QUESTION 2 -- the ballot initiative to scrap transitional bilingual education -- passed overwhelmingly on Tuesday, and the immediate response from Beacon Hill was a vow to gut it. Robert Antonioni, the Senate chairman of the Education Committee, told reporters to expect "potentially significant change" in the new law. "I think people just saw this as a quick fix," he said, "and I don't think they ever got into the details of this plan."
In other words, the voters were too dumb to know what they were doing when they approved Question 2, so lawmakers needn't show deference to their decision. That condescending attitude now pervades the Massachusetts State House, and if it isn't vigorously challenged, it is going to doom the initiative and referendum process in this state to extinction.
Think back to the most disgraceful episode of the political season that just ended. Remember? It wasn't the Democrats' effort to knock Mitt Romney off the ballot on bogus residency grounds, or Romney's implication that Shannon O'Brien was tainted by her marriage to a lobbyist, or the anti-Question 2 rally at which Ron Unz was likened to a Nazi by the head of a Hispanic lobby.
All of those were bad, but this was worse: The lynching of a proposed constitutional amendment defining marriage as the legal union of a man and a woman.
Under Massachusetts law, before a proposed amendment can be put before the voters it must go to a joint session of the Legislature; if it is approved by 25 percent of the lawmakers in two separate votes, it moves to the state ballot. The sponsors of the marriage amendment had amassed more than 130,000 signatures in support of their proposal and were entitled to a roll call in the Legislature. But the Legislature ignored the law and adjourned without a vote. That was worse than dishonest or shabby. It was a blatant show of contempt for the electorate.
And it wasn't the only one. In the past year, the Legislature also:
+ Wiped out the tax deduction for charitable gifts, a deduction the voters had created in 2000 when they sweepingly approved Ballot Question 7.
+ Pulled the plug on the rollback of the state income tax to 5 percent, a rollback the voters had also mandated in 2000 by handily passing Ballot Question 4.
+ Attempted to starve the new "Clean Elections" campaign-finance system, which the voters had established in 1998 by voting decisively for that year's Ballot Question 2.
Moreover, without ever saying so explicitly, legislators made it pretty clear that they would repeal Question 1 -- the proposed repeal of the state income tax -- if the voters had the audacity to pass it. In the event, the voters came close: Question 1 drew a far-higher-than-predicted 45 percent of the vote.
Massachusetts is one of only 24 states in which citizens can adopt or repeal laws by ballot. Direct democracy, as initiative and referendum are also called, was the fairest flower of the Progressive Era; among its champions were Republican Teddy Roosevelt and Democrat Woodrow Wilson. "For 20 years I preached to the students of Princeton that the referendum . . . was bosh," Wilson said. "I have since investigated, and I want to apologize to those students. It is the safeguard of politics. It takes power from the boss and places it in the hands of the people."

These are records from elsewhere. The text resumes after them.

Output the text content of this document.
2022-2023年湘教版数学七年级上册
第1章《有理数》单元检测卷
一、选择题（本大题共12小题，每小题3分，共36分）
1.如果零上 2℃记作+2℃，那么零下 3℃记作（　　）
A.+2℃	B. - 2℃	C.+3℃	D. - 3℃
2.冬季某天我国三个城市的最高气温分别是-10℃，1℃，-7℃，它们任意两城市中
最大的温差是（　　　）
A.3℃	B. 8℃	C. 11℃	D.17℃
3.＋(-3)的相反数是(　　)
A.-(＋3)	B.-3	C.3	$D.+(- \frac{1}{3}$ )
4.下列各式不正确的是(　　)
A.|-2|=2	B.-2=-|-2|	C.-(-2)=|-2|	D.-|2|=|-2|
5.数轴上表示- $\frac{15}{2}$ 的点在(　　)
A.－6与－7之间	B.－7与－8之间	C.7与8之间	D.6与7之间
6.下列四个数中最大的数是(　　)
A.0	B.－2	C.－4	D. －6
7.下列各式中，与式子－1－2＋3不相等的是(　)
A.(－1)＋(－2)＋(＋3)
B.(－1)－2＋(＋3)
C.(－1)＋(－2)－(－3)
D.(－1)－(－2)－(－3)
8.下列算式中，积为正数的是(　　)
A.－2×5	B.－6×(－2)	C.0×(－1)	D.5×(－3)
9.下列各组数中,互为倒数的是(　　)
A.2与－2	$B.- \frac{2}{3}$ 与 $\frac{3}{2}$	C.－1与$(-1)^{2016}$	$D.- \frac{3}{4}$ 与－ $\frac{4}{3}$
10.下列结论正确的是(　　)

Lawmakers tend to resent ballot initiatives, which infringe on their legislative monopoly, and have used their regulatory power to make it difficult for proposed laws to qualify for the ballot. Those handicaps -- everything from requiring a very high number of signatures to allowing only a few weeks for them to be gathered -- have taken their toll. This year, only 53 voter-initiated questions appeared on ballots around the country, the fewest since 1986.
In recent years lawmakers have gone beyond merely obstructing direct democracy; in some states they seem bent on crippling it altogether. In Oklahoma, for example, they tried to raise the signature requirement for amendments dealing with hunting and fishing to an all-but-insurmountable 15 percent. The measure failed, but lawmakers in other states will doubtless be encouraged to try the same thing. Or maybe they will take their cue from the Massachusetts Legislature and simply begin killing proposed initiatives and even voter-approved laws they don't like.
Ballot measures are an admirable expression of self-government; laws passed by voters are almost always more carefully drafted and vigorously debated than those passed in the state house. They are an important check and balance on political arrogance and an indispensable vehicle for redressing citizens' grievances. But they cannot be any of those things if legislators can trash them at will -- and get away with it.
If voters don't want to lose their right to adopt or repeal laws through the ballot box, they had better start insisting on some respect. A loud, clear, vigorous demand that Question 2 be implemented as written would make a good start.